Readers’ wildlife videos

We are really running low on readers’ wildlife photos, so if you have some good ones, now’s the time to send them in.

Today we have two videos by the late photographer and naturalist Andreas Kay from Ecuador.  The first is a caterpillar presumably mimicking a feather—a form of mimicry new to me.  Andreas’s YouTube notes:

This Caterpillar filmed near Mindo in Ecuador looks like a feather which presumably gives it an advantage in the struggle for survival since predators such as birds will not perceive it as food. There are more than 3500 species of butterflies and some 10000 of moths in Ecuador and their larvae have evolved different strategies to escape predators. Some hide in the vegatation due to camouflage coloration, others resemble a stick or moss or mimick bird droppings.

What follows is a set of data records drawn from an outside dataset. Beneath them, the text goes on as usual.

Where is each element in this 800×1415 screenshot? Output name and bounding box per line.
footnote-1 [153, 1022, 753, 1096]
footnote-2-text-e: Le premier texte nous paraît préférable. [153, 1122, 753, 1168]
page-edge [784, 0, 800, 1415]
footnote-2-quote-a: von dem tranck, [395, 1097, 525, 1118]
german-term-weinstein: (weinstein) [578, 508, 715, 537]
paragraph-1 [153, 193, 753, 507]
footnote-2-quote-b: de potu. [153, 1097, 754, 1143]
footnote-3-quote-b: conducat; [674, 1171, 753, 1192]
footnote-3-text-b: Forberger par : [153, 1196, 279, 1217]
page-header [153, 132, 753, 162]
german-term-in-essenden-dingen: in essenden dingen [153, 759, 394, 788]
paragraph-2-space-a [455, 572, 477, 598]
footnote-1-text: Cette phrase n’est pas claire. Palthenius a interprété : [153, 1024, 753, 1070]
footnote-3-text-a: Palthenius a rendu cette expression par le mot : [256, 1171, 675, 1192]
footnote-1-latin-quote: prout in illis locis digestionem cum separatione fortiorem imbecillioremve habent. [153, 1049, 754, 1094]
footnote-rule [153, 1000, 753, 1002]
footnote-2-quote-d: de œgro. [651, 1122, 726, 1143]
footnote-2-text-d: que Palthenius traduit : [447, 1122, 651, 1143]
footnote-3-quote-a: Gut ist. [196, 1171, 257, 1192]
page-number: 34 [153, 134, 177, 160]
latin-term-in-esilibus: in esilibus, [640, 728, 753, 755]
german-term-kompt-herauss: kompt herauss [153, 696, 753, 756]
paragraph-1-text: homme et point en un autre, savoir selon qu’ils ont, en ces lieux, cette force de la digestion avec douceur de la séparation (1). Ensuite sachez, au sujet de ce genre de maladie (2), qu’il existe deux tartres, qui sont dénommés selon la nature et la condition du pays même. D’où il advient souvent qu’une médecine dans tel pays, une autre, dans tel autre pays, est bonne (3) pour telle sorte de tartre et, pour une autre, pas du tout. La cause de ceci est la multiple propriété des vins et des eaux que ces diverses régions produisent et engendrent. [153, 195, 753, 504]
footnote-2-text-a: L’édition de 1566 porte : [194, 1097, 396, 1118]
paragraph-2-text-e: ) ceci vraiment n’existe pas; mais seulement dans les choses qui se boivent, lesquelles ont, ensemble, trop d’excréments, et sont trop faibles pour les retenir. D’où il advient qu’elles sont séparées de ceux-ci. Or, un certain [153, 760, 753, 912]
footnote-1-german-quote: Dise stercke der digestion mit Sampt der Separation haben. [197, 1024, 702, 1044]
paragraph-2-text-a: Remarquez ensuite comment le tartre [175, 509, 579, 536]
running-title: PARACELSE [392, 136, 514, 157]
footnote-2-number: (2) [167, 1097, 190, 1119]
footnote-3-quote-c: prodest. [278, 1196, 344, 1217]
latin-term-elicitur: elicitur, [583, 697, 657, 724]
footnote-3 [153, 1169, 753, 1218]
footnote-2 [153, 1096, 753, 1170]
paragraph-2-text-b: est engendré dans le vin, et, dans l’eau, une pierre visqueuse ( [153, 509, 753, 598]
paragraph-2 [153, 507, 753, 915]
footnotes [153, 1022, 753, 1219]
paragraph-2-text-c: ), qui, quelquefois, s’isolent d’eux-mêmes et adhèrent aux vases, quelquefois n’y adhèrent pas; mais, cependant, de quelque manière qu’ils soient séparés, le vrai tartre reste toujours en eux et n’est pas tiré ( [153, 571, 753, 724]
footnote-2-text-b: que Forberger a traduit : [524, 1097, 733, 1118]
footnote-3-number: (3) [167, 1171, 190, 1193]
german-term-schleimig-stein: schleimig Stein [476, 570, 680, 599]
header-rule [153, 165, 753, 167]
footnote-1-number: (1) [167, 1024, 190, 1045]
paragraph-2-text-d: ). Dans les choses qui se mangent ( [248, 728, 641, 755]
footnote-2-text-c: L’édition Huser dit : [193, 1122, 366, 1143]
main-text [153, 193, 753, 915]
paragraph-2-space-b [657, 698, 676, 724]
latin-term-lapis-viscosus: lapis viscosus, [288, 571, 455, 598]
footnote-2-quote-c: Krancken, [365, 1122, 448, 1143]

Bagworms build cases out of silk and materials such as leafs, wood and soil as camouflage, such as this Pagoda bagworm: https://rumble.com/v48got. Other caterpillars on the contrary are highly colorful (aposematic coloration) to warn potential predators that they are unpaltable or even toxic or have venemous spines. Some caterpillars expose fake eyes to deter predators, such as this snake mimic caterpillar from Ecuador: https://rumble.com/v311ab

But this is an exceptional case of a caterpillar disguised as a feather. It even makes steps back as it moves as if it was agitated by the wind.

And some slow-motion photography of a beetle. The carapace could be regarded as vestigial wings, as it evolved from wings in an ancestor:

Tortoise beetles, Cassidinae own their name to the carapace under which they can find shelter like a tortoise, with the difference that their carapace can open for flight. This species with the scientific name Stolas coalita is from the Amazon rainforest of Ecuador.

9 Comments

  1. jezgrove
    Posted July 2, 2020 at 8:21 am | Permalink

    Amazing mimicry!

  2. rickflick
    Posted July 2, 2020 at 9:08 am | Permalink

    The feather mimic has an extension of the Rachis (main shaft) out front to add to realism. How did she ever think of doing that?

    • boudiccadylis
      Posted July 2, 2020 at 9:21 am | Permalink

      And why does it do the back step. Does it feel soft and silky like a feather?

  3. Posted July 2, 2020 at 9:35 am | Permalink

    The feather mimic is very plausible. What could add to it is the strong bilateral symmetry of the fur coat, as it presents a more feather-like shape.
    Hairy caterpillars are generally thought to be protective, not so much for mimicry but by other means. The hairs are a mechanical deterrent to ants and small parasitic insects. And they can be very irritating to predators.

  4. Posted July 2, 2020 at 11:14 am | Permalink

    I’m guessing there is a Japanese giant flying tortoise movie. If not, there should be.

  5. Charles A Sawicki
    Posted July 2, 2020 at 12:09 pm | Permalink

    Beautiful slow motion movie of beetle taking off!

    • Posted July 2, 2020 at 7:51 pm | Permalink

      Yes. Nice setup with the white background too.

  6. Posted July 2, 2020 at 5:40 pm | Permalink

    These are incredible!

  7. Don Mackay
    Posted July 2, 2020 at 6:04 pm | Permalink

    The filming of the beetle take off is interesting. It seems that take cannot happen until both second legs are off the ground, suggesting a switch mechanism that turns on the flying muscles. Presumably wingbeat will cease when the two second legs are grounded on landing. Any thoughts?